Shell Slips into Red in Q1, Cuts Dividends
Anglo-Dutch major Shell has followed other European companies in swinging to a loss in the first quarter, according to results published on April 30, on the back of lower oil, gas and LNG prices, weaker refining and chemical margins and lower sales volumes.
The company posted a loss attributable to shareholders of $24mn in the three-month period, versus a $6bn profit a year earlier. Current cost of supplies (CCS) earnings for shareholders sank 48% to $2.76bn, while basic CCS earnings/share were $0.35, versus $0.65 in the first quarter of 2019.

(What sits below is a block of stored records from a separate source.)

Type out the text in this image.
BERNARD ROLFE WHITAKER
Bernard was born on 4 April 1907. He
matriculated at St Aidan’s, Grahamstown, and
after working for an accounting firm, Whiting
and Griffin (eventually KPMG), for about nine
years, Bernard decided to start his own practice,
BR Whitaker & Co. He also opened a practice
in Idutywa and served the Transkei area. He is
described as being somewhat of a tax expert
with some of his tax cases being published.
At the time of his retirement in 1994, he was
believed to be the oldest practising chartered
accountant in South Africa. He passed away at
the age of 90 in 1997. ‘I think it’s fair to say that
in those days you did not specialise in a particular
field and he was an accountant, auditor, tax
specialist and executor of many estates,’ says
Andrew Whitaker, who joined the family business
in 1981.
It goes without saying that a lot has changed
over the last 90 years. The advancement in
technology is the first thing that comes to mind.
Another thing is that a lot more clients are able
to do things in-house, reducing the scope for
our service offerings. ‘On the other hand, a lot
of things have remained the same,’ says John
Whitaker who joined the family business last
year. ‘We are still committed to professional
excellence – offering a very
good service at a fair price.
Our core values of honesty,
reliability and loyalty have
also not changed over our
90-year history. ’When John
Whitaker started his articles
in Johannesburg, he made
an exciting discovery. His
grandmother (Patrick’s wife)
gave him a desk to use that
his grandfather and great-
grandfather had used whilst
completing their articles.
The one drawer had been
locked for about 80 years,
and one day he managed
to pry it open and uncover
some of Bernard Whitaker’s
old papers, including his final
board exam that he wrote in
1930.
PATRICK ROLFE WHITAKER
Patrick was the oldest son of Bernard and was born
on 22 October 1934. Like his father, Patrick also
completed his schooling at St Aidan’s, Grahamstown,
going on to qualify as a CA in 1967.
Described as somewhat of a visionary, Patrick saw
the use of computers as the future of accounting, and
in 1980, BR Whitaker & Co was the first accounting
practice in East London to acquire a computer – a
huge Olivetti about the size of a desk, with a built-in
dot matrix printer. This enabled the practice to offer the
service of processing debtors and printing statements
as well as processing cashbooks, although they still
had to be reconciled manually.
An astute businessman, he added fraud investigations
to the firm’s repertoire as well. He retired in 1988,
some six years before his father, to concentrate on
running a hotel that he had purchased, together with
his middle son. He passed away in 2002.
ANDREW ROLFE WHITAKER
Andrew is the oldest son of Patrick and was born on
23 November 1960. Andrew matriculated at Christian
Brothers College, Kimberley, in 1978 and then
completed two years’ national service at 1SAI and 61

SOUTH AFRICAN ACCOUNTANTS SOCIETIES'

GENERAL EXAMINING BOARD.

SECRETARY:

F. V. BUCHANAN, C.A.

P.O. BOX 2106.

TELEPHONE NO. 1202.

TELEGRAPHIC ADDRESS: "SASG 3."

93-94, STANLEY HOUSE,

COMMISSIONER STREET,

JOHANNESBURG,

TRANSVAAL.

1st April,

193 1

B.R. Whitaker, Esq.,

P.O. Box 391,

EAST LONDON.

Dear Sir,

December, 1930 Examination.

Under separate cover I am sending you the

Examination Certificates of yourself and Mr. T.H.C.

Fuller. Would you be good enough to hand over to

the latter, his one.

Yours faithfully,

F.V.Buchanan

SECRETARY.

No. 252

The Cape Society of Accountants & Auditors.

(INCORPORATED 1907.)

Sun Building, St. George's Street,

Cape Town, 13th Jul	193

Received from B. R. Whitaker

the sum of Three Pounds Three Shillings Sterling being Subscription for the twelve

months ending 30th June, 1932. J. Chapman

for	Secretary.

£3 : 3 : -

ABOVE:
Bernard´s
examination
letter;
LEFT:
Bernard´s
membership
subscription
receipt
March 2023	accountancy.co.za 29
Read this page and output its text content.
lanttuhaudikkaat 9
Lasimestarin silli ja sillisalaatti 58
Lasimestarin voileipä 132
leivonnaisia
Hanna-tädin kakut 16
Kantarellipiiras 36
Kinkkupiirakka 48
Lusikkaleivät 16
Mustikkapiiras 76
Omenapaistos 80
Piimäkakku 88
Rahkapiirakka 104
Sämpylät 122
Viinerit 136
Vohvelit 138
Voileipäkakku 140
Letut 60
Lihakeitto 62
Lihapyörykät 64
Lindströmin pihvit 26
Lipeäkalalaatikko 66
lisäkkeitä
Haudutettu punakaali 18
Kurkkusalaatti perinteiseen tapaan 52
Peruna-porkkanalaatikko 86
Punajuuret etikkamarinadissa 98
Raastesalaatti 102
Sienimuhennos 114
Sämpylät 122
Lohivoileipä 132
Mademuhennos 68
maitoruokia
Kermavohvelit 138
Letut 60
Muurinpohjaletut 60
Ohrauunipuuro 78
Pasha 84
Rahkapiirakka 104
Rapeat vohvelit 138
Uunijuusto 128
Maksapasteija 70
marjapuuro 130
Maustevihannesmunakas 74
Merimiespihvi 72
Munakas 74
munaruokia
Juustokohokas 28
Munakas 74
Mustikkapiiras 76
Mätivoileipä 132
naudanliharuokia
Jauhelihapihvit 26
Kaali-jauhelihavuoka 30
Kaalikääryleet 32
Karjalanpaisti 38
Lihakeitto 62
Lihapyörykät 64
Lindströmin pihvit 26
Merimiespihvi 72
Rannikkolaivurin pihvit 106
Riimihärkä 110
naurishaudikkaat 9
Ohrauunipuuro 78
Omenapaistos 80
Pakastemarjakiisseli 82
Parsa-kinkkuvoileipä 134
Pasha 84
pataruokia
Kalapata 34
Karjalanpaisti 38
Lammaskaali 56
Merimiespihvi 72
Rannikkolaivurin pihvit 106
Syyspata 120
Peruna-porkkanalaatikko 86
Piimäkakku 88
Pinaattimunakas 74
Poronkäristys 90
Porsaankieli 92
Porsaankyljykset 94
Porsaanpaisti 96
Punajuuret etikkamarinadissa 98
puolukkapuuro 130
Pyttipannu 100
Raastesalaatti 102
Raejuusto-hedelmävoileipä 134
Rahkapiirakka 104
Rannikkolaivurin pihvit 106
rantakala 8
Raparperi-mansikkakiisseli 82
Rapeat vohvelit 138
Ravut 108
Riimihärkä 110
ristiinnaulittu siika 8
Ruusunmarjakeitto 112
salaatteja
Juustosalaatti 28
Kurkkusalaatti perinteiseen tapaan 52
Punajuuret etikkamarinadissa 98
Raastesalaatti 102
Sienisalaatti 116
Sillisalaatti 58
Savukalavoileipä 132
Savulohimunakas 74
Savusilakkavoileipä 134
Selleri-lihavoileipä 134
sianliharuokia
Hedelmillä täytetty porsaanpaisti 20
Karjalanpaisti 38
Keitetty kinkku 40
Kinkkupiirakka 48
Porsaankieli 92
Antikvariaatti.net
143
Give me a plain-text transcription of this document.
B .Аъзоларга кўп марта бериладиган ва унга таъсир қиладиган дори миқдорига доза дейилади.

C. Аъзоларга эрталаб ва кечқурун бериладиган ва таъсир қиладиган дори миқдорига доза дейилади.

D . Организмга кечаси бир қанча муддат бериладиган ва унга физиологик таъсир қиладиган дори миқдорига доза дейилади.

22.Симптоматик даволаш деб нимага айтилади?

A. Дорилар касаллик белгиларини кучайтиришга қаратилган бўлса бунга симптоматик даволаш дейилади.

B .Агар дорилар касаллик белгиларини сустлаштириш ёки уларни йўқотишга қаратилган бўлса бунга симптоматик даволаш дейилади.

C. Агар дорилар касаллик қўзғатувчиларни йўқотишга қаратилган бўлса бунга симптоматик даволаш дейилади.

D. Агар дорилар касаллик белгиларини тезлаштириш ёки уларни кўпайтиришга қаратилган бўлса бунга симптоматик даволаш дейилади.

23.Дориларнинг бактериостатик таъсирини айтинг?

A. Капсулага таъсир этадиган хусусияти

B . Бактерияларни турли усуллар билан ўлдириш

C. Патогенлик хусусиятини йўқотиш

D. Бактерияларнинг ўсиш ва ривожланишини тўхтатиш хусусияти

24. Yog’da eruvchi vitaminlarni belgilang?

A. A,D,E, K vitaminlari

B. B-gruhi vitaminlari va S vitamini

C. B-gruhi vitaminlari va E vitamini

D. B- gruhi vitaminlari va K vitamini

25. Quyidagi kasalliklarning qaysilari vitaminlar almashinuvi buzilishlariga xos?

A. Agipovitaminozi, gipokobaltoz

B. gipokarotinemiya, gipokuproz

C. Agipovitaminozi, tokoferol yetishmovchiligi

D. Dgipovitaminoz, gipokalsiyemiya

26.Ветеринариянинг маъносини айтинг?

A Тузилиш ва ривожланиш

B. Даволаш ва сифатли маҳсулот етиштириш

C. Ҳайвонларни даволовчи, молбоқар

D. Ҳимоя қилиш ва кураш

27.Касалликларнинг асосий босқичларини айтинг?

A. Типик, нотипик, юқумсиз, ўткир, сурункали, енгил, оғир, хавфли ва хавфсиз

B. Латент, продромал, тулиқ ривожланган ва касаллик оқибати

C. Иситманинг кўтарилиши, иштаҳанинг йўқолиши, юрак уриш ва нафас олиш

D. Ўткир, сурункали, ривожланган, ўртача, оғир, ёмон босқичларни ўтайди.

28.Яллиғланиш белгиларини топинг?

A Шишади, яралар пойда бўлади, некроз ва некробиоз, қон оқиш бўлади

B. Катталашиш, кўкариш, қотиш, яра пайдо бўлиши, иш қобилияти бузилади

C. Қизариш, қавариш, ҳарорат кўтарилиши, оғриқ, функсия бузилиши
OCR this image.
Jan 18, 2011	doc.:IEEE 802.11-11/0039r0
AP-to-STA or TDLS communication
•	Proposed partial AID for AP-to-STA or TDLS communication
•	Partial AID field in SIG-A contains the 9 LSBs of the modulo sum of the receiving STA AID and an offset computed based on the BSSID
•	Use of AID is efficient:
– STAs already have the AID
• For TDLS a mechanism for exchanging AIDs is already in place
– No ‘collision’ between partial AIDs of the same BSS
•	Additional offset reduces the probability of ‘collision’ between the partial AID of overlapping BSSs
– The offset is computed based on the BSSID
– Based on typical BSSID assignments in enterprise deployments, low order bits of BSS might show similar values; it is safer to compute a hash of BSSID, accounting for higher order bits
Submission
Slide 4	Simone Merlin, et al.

Revenues slumped to $60bn, from $83.74bn. Shell also said that its board had decided to cut quarterly dividends to $16/share, effective from the first quarter. This marks the first time the Anglo-Dutch major has reduced its shareholder dividend since the Second World War.
"Given the continued deterioration in the macroeconomic outlook and the significant and mid and long-term uncertainty, we are taking further prudent steps to bolster our resilience, underpin the strength of our balance sheet and support the long-term value creation of Shell," CEO Ben van Beurden said in a statement.
The upstream was Shell's hardest hit segment, with CCS earnings plummeting to $291mn, from $1.65bn a year earlier. Earnings from chemicals tumbled to $148mn, from $451mn, while earnings from oil products were down to $1.36bn, from $1.45bn. Integrated gas earnings fell to $2.14bn, from $2.57bn.
In the past few days, BP, Italy's Eni and Austrian OMV have all published losses following the collapse in oil demand and energy prices.